AUTHOR CONTRIBUTION STATEMENT
Both writers and scientists contributed to the development of the research concept, the process of writing it up, and the design. The individuals involved in this study, namely, Ronell Bridgemohan, Matthew Deitch, Emily Harmon, Matt Whiles, P. Christopher Wilson, Eban Bean, Dave Bachoon, Aaden Redhead, and Jodell Nicholas, were responsible for conducting material preparation, sampling, data collection, and analysis. Ronell Shamir is a prominent figure in the field of computer science. Hemsley Bridgemohan, Matthew Jaeger Deitch, and Emily Harmon conducted a series of scientific procedures including sampling, water quality testing, enumeration of FIB, membrane filtering, and nutrient testing. DNA extraction and polymerase chain reaction were conducted by Dave Bachoon, Aaden Redhead, and Jodell Nicholas.
The individuals who contributed to this study by assisting in data analysis, manuscript write-up, and statistical analysis were Matt Whiles, Eban Bean, and Patrick Christopher Wilson.
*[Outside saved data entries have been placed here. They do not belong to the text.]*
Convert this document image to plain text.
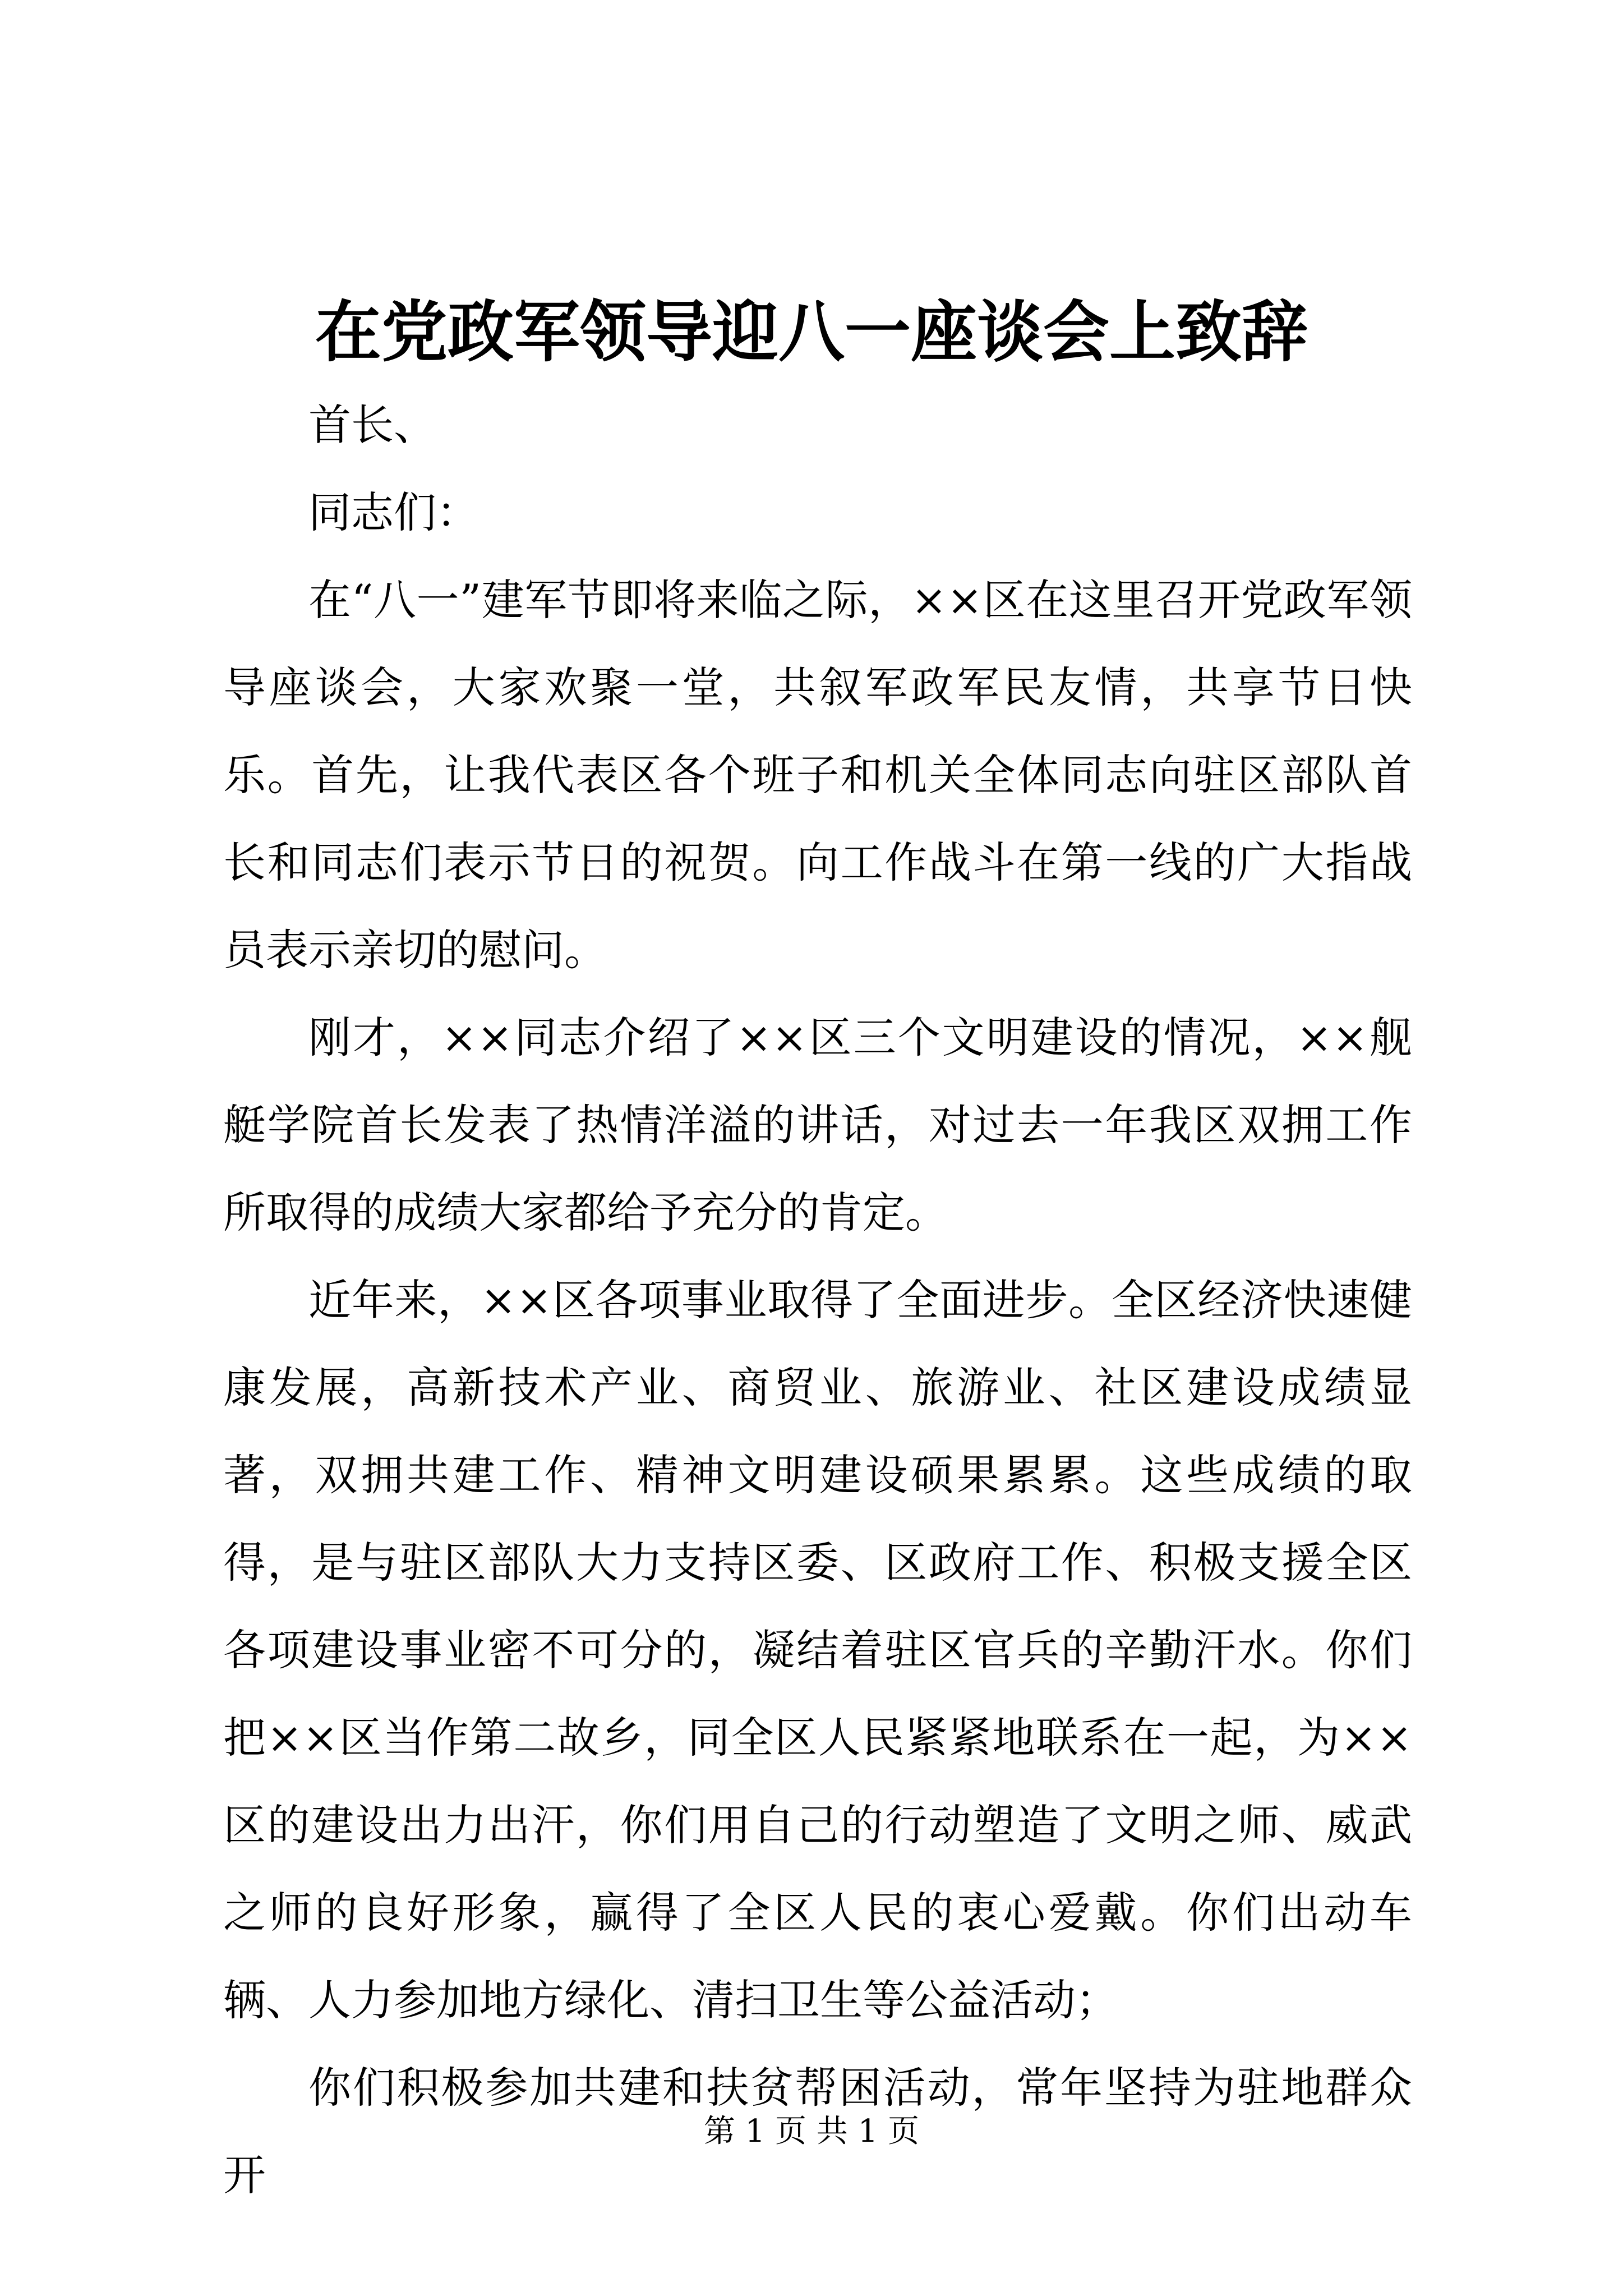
在党政军领导迎八一座谈会上致辞

首长、

同志们：

在“八一”建军节即将来临之际，××区在这里召开党政军领导座谈会，大家欢聚一堂，共叙军政军民友情，共享节日快乐。首先，让我代表区各个班子和机关全体同志向驻区部队首长和同志们表示节日的祝贺。向工作战斗在第一线的广大指战员表示亲切的慰问。

刚才，××同志介绍了××区三个文明建设的情况，××舰艇学院首长发表了热情洋溢的讲话，对过去一年我区双拥工作所取得的成绩大家都给予充分的肯定。

近年来，××区各项事业取得了全面进步。全区经济快速健康发展，高新技术产业、商贸业、旅游业、社区建设成绩显著，双拥共建工作、精神文明建设硕果累累。这些成绩的取得，是与驻区部队大力支持区委、区政府工作、积极支援全区各项建设事业密不可分的，凝结着驻区官兵的辛勤汗水。你们把××区当作第二故乡，同全区人民紧紧地联系在一起，为××区的建设出力出汗，你们用自己的行动塑造了文明之师、威武之师的良好形象，赢得了全区人民的衷心爱戴。你们出动车辆、人力参加地方绿化、清扫卫生等公益活动；

你们积极参加共建和扶贫帮困活动，常年坚持为驻地群众开

第 1 页 共 1 页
The research manuscript was initially authored by Ronell Bridgemohan, and subsequent iterations of the document were subject to scrutiny by each researcher/author involved. All individuals have thoroughly reviewed and provided their consent for the ultimate iteration. The data gathered and examined in the course of this study, as well as the research conclusions, may be acquired by contacting the respective author upon inquiry.
ETHICS APPROVAL STATEMENT
All authors have read, understood, and have complied as applicable with the statement on ‘Ethical responsibilities of Authors’ as found in the Instructions for Authors and are aware that with minor exceptions, no changes can be made to authorship once the paper is submitted.’ This is an observational study. The Research Ethics Committee has confirmed that no ethical approval is needed.
DATA AVAILABILITY STATEMENT
All relevant data are included in the paper or its Supplementary Information.
CONFLICT OF INTEREST
The authors declare there is no conflict.